Friday, 13 February 2009

Damascus - Tricycle Theatre

Damascus by David Greig
Director: Philip Howard
Reviewer: Adrian Pumphrey

I do not really know an awful lot about Syria which meant I was pretty excited about watching a play designed to – as writer David Greig put it – 'explore the complexities between the west and the Arab world.' Unfortunately after watching it, I would say I am not much the wiser.

Damascus tells the story of a young Scottish businessman (Paul Higgins) on a trip to sell English language textbooks to a Syrian education agent (Nathalie Armin) and her business partner (Alex Elliot). Things happen one after the other meaning plane after plane for the trip home is cancelled. What was meant to be a simple overnight business trip away from the family soon turns into an obsession with his seductive Syrian associate.

The acting was praiseworthy with a solid performance from Higgins and Armin alike. The Manuelesque character of Zakaria, kept the play alive and was played superbly by Khalid Laith. Also, with the play having a fairly slow pace, the inclusion of the lobby pianist Elena (Dolya Gavanski) was refreshing though it felt random at times.

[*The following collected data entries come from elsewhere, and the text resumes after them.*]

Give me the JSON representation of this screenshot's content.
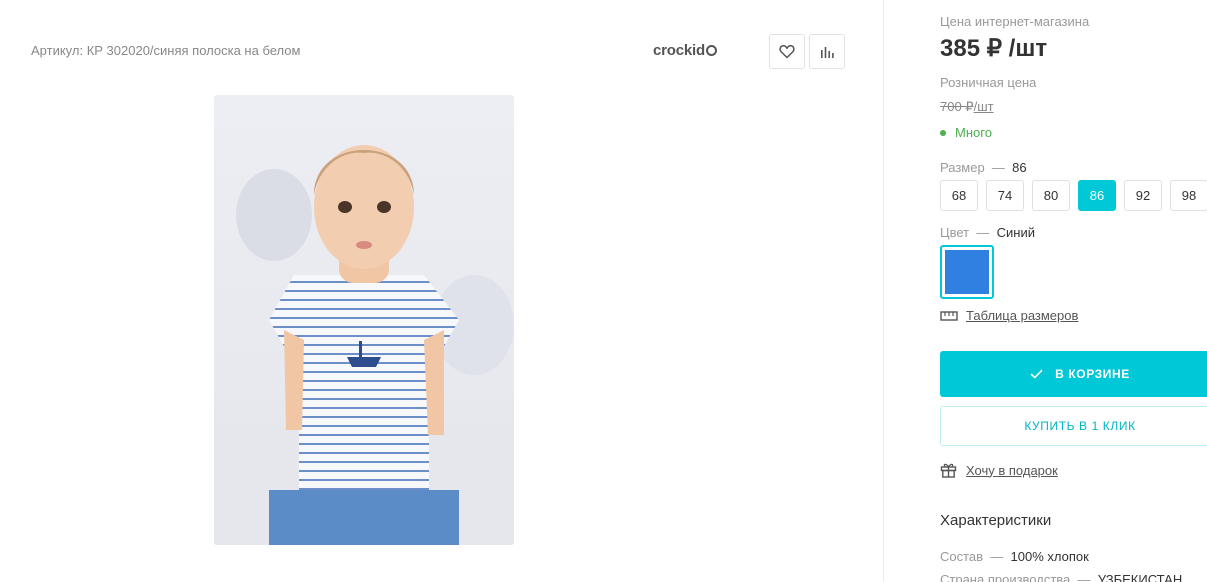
{
  "product": {
    "sku": "Артикул: КР 302020/синяя полоска на белом",
    "brand": "crockid",
    "photo_alt": "Детская футболка в синюю полоску"
  },
  "price": {
    "label": "Цена интернет-магазина",
    "value": "385 ₽ /шт",
    "retail_label": "Розничная цена",
    "retail_value": "700 ₽",
    "retail_unit": "/шт",
    "stock": "Много"
  },
  "size": {
    "label": "Размер",
    "dash": "—",
    "selected": "86",
    "options": [
      "68",
      "74",
      "80",
      "86",
      "92",
      "98"
    ]
  },
  "color": {
    "label": "Цвет",
    "dash": "—",
    "selected": "Синий",
    "swatch_hex": "#2f80e0"
  },
  "links": {
    "size_table": "Таблица размеров",
    "gift": "Хочу в подарок"
  },
  "buttons": {
    "cart": "В КОРЗИНЕ",
    "one_click": "КУПИТЬ В 1 КЛИК"
  },
  "characteristics": {
    "title": "Характеристики",
    "rows": [
      {
        "label": "Состав",
        "dash": "—",
        "value": "100% хлопок"
      },
      {
        "label": "Страна производства",
        "dash": "—",
        "value": "УЗБЕКИСТАН"
      }
    ]
  },
  "colors": {
    "accent": "#00c8d7",
    "in_stock": "#4caf50"
  },
  "icons": [
    "heart-icon",
    "compare-icon",
    "ruler-icon",
    "check-icon",
    "gift-icon"
  ]
}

The atmosphere was effective and well put together. From the moment you walked in to the theatre you stepped in to a hotel lobby in a modern, Middle Eastern city. The stage was lit and a TV on stage in the lobby was playing news footage from Al-Jazeera. Unfortunately, this was one of the only things that really gave a sense that you were anywhere outside of North London.

References to Syrian life were few and far between and where they were present, they tended to be in over-obvious places. The prime example of this was in the inclusion of a discussion over how a Syrian might feel about 'Westernised' anecdotes for aids in the English Language textbooks.

What started out as a well meaning exploration into cultural difference, soon descended into a just a story of a businessman drawn into an emotional relationship, due to bad circumstances and bad decisions.

This play attempted to bring to the fore the discussion of differences in Eastern and Western perspectives. It turned out to be more of a business trip romance gone wrong with a few references to how culture affects our every day decisions. There was a distinct lack of the differences of the two ways-of-life being interwoven into the plotline. However, for what the play lacked in story, it made up for in acting and the atmosphere produced.

'Damascus' did not make me want to visit Syria anytime soon. It did however provide a good night out on what was a very wet evening.